Speaking to NPR about her new book with James Patterson, “Run, Rose, Run,” Parton said that she’d “just say thanks and I’ll accept it because the fans vote” if selected to join the storied music institution. She previously said she hadn’t felt she’d “earned that right” to be inducted into the hall of fame. Parton told NPR that when she said she wanted to “respectfully bow out” of the nomination process, she thought the hall of fame “was for the people in rock music.” The Rock & Roll Hall of Fame has made an effort to induct artists whose work isn’t neatly defined as “rock,” including Jay-Z, Madonna and Johnny Cash, among many others.
“So I just felt like I would be taking away from someone that maybe deserved it, certainly more than me, because I never considered myself a rock artist,” she said in a Friday interview. “But obviously, there’s more to it than that.”
In her initial statement, Parton said she didn’t want “votes to be split because of [her]” and asked the hall of fame’s voters to reconsider her if she’s “ever worthy.”
But shortly after Parton requested to withdraw her name in March, the Rock & Roll Hall of Fame Foundation said it would keep Parton in the running.

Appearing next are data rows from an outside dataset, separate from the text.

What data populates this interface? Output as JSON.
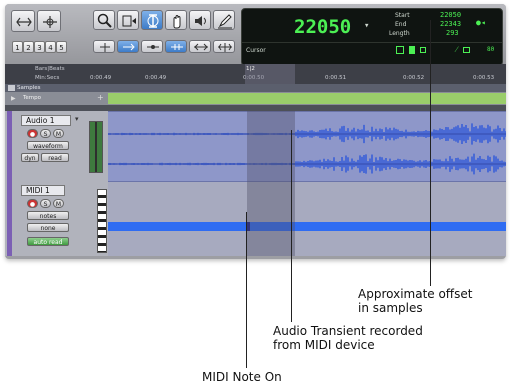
{
  "toolbar": {
    "nums": [
      "1",
      "2",
      "3",
      "4",
      "5"
    ]
  },
  "counter": {
    "main": "22050",
    "start_label": "Start",
    "end_label": "End",
    "length_label": "Length",
    "start": "22050",
    "end": "22343",
    "length": "293",
    "cursor_label": "Cursor",
    "nudge": "80"
  },
  "ruler": {
    "row1": "Bars|Beats",
    "row2": "Min:Secs",
    "samples": "Samples",
    "ticks": [
      "0:00.49",
      "0:00.49",
      "0:00.50",
      "0:00.51",
      "0:00.52",
      "0:00.53"
    ],
    "marker": "1|2",
    "tempo": "Tempo"
  },
  "audio_track": {
    "name": "Audio 1",
    "view": "waveform",
    "dyn": "dyn",
    "read": "read"
  },
  "midi_track": {
    "name": "MIDI 1",
    "view": "notes",
    "none": "none",
    "auto": "auto read"
  },
  "annotations": {
    "offset": [
      "Approximate offset",
      "in samples"
    ],
    "transient": [
      "Audio Transient recorded",
      "from MIDI device"
    ],
    "note_on": "MIDI Note On"
  },
  "colors": {
    "counter_green": "#4cf054",
    "waveform_blue": "#3a5fd8",
    "midi_note_blue": "#2f6cf2",
    "selection_overlay": "#6f7090"
  }
}
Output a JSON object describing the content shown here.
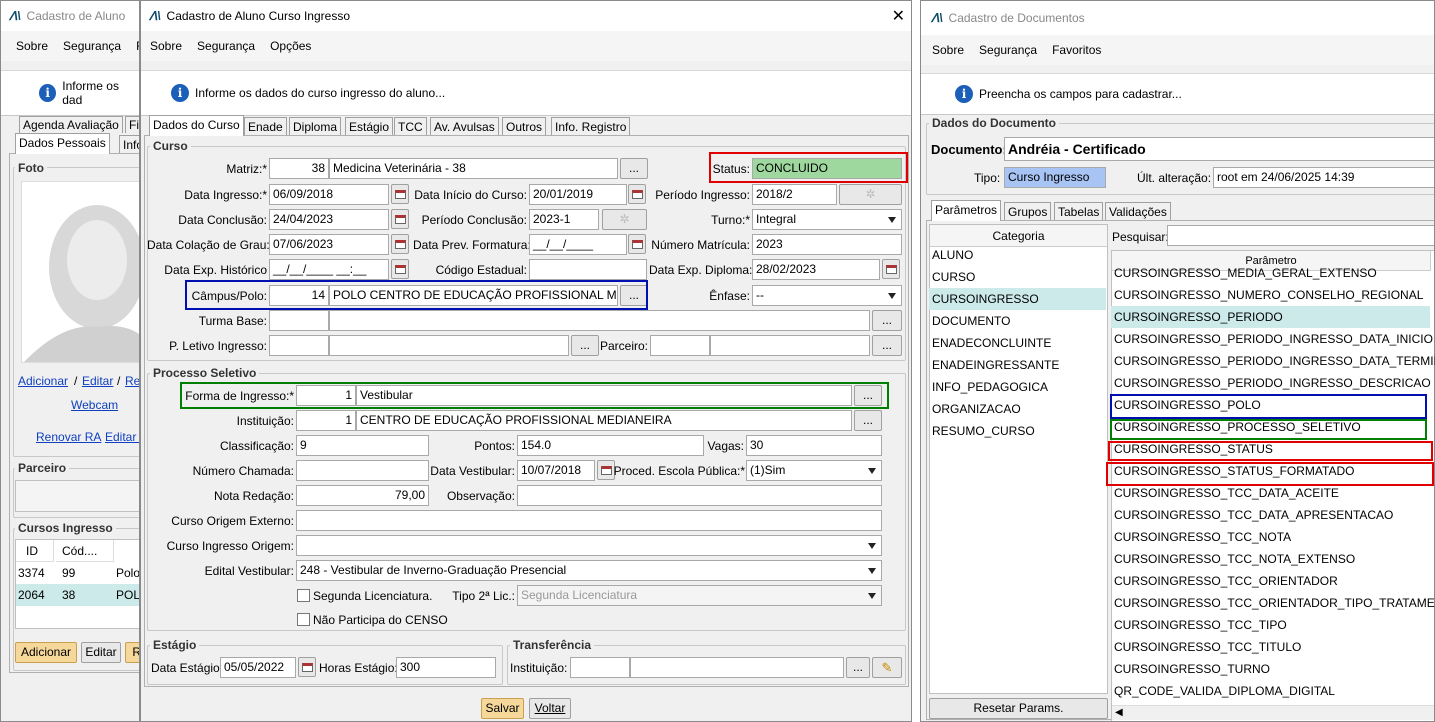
{
  "left": {
    "title": "Cadastro de Aluno",
    "menu": [
      "Sobre",
      "Segurança",
      "F"
    ],
    "info": "Informe os dad",
    "tabs_row1": [
      "Agenda Avaliação",
      "Fi"
    ],
    "tabs_row2": [
      "Dados Pessoais",
      "Info"
    ],
    "foto_label": "Foto",
    "links": [
      "Adicionar",
      "Editar",
      "Ren"
    ],
    "webcam": "Webcam",
    "renovar": "Renovar RA",
    "editar2": "Editar I",
    "parceiro": "Parceiro",
    "cursos_label": "Cursos Ingresso",
    "cols": [
      "ID",
      "Cód...."
    ],
    "rows": [
      {
        "id": "3374",
        "cod": "99",
        "polo": "Polo"
      },
      {
        "id": "2064",
        "cod": "38",
        "polo": "POL"
      }
    ],
    "btn_add": "Adicionar",
    "btn_edit": "Editar",
    "btn_re": "Re"
  },
  "mid": {
    "title": "Cadastro de Aluno Curso Ingresso",
    "menu": [
      "Sobre",
      "Segurança",
      "Opções"
    ],
    "info": "Informe os dados do curso ingresso do aluno...",
    "tabs": [
      "Dados do Curso",
      "Enade",
      "Diploma",
      "Estágio",
      "TCC",
      "Av. Avulsas",
      "Outros",
      "Info. Registro"
    ],
    "curso": {
      "label": "Curso",
      "matriz_l": "Matriz:*",
      "matriz_code": "38",
      "matriz": "Medicina Veterinária - 38",
      "status_l": "Status:",
      "status": "CONCLUIDO",
      "data_ingresso_l": "Data Ingresso:*",
      "data_ingresso": "06/09/2018",
      "data_inicio_l": "Data Início do Curso:",
      "data_inicio": "20/01/2019",
      "periodo_ingresso_l": "Período Ingresso:",
      "periodo_ingresso": "2018/2",
      "data_conclusao_l": "Data Conclusão:",
      "data_conclusao": "24/04/2023",
      "periodo_conclusao_l": "Período Conclusão:",
      "periodo_conclusao": "2023-1",
      "turno_l": "Turno:*",
      "turno": "Integral",
      "data_colacao_l": "Data Colação de Grau:",
      "data_colacao": "07/06/2023",
      "data_prev_l": "Data Prev. Formatura:",
      "data_prev": "__/__/____",
      "numero_matricula_l": "Número Matrícula:",
      "numero_matricula": "2023",
      "data_exp_hist_l": "Data Exp. Histórico",
      "data_exp_hist": "__/__/____ __:__",
      "codigo_estadual_l": "Código Estadual:",
      "codigo_estadual": "",
      "data_exp_diploma_l": "Data Exp. Diploma:",
      "data_exp_diploma": "28/02/2023",
      "campus_l": "Câmpus/Polo:",
      "campus_code": "14",
      "campus": "POLO CENTRO DE EDUCAÇÃO PROFISSIONAL MEDIANEIRA",
      "enfase_l": "Ênfase:",
      "enfase": "--",
      "turma_base_l": "Turma Base:",
      "p_letivo_l": "P. Letivo Ingresso:",
      "parceiro_l": "Parceiro:"
    },
    "processo": {
      "label": "Processo Seletivo",
      "forma_l": "Forma de Ingresso:*",
      "forma_code": "1",
      "forma": "Vestibular",
      "inst_l": "Instituição:",
      "inst_code": "1",
      "inst": "CENTRO DE EDUCAÇÃO PROFISSIONAL MEDIANEIRA",
      "class_l": "Classificação:",
      "class": "9",
      "pontos_l": "Pontos:",
      "pontos": "154.0",
      "vagas_l": "Vagas:",
      "vagas": "30",
      "num_chamada_l": "Número Chamada:",
      "num_chamada": "",
      "data_vest_l": "Data Vestibular:",
      "data_vest": "10/07/2018",
      "proced_l": "Proced. Escola Pública:*",
      "proced": "(1)Sim",
      "nota_l": "Nota Redação:",
      "nota": "79,00",
      "obs_l": "Observação:",
      "obs": "",
      "curso_origem_ext_l": "Curso Origem Externo:",
      "curso_ing_origem_l": "Curso Ingresso Origem:",
      "edital_l": "Edital Vestibular:",
      "edital": "248 - Vestibular de Inverno-Graduação Presencial",
      "seg_lic": "Segunda Licenciatura.",
      "tipo2_l": "Tipo 2ª Lic.:",
      "tipo2": "Segunda Licenciatura",
      "censo": "Não Participa do CENSO"
    },
    "estagio": {
      "label": "Estágio",
      "data_l": "Data Estágio:",
      "data": "05/05/2022",
      "horas_l": "Horas Estágio:",
      "horas": "300"
    },
    "transf": {
      "label": "Transferência",
      "inst_l": "Instituição:"
    },
    "salvar": "Salvar",
    "voltar": "Voltar",
    "ellipsis": "..."
  },
  "right": {
    "title": "Cadastro de Documentos",
    "menu": [
      "Sobre",
      "Segurança",
      "Favoritos"
    ],
    "info": "Preencha os campos para cadastrar...",
    "dados_label": "Dados do Documento",
    "doc_l": "Documento:",
    "doc": "Andréia - Certificado",
    "tipo_l": "Tipo:",
    "tipo": "Curso Ingresso",
    "ult_l": "Últ. alteração:",
    "ult": "root em 24/06/2025 14:39",
    "tabs": [
      "Parâmetros",
      "Grupos",
      "Tabelas",
      "Validações"
    ],
    "categoria_h": "Categoria",
    "categorias": [
      "ALUNO",
      "CURSO",
      "CURSOINGRESSO",
      "DOCUMENTO",
      "ENADECONCLUINTE",
      "ENADEINGRESSANTE",
      "INFO_PEDAGOGICA",
      "ORGANIZACAO",
      "RESUMO_CURSO"
    ],
    "pesquisar_l": "Pesquisar:",
    "param_h": "Parâmetro",
    "params": [
      "CURSOINGRESSO_MEDIA_GERAL_EXTENSO",
      "CURSOINGRESSO_NUMERO_CONSELHO_REGIONAL",
      "CURSOINGRESSO_PERIODO",
      "CURSOINGRESSO_PERIODO_INGRESSO_DATA_INICIO",
      "CURSOINGRESSO_PERIODO_INGRESSO_DATA_TERMINO",
      "CURSOINGRESSO_PERIODO_INGRESSO_DESCRICAO",
      "CURSOINGRESSO_POLO",
      "CURSOINGRESSO_PROCESSO_SELETIVO",
      "CURSOINGRESSO_STATUS",
      "CURSOINGRESSO_STATUS_FORMATADO",
      "CURSOINGRESSO_TCC_DATA_ACEITE",
      "CURSOINGRESSO_TCC_DATA_APRESENTACAO",
      "CURSOINGRESSO_TCC_NOTA",
      "CURSOINGRESSO_TCC_NOTA_EXTENSO",
      "CURSOINGRESSO_TCC_ORIENTADOR",
      "CURSOINGRESSO_TCC_ORIENTADOR_TIPO_TRATAMENTO",
      "CURSOINGRESSO_TCC_TIPO",
      "CURSOINGRESSO_TCC_TITULO",
      "CURSOINGRESSO_TURNO",
      "QR_CODE_VALIDA_DIPLOMA_DIGITAL"
    ],
    "resetar": "Resetar Params."
  },
  "colors": {
    "red": "#e00000",
    "blue": "#0010b0",
    "green": "#008000",
    "status_bg": "#9ed89e",
    "selected_row": "#cdeaea",
    "tipo_bg": "#a8c4f4"
  }
}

Her name had already appeared on the ballot sent to voters, the foundation said, alongside nominees including A Tribe Called Quest and Dionne Warwick.
“From its inception, Rock & Roll has had deep roots in Rhythm & Blues and Country music,” the foundation said in a statement in March. “It is not defined by any one genre, rather a sound that moves youth culture. Dolly Parton’s music impacted a generation of young fans and influenced countless artists that followed.
“We are in awe of Dolly’s brilliant talent and pioneering spirit and are proud to have nominated her for induction into the Rock & Roll Hall of Fame,” the foundation said.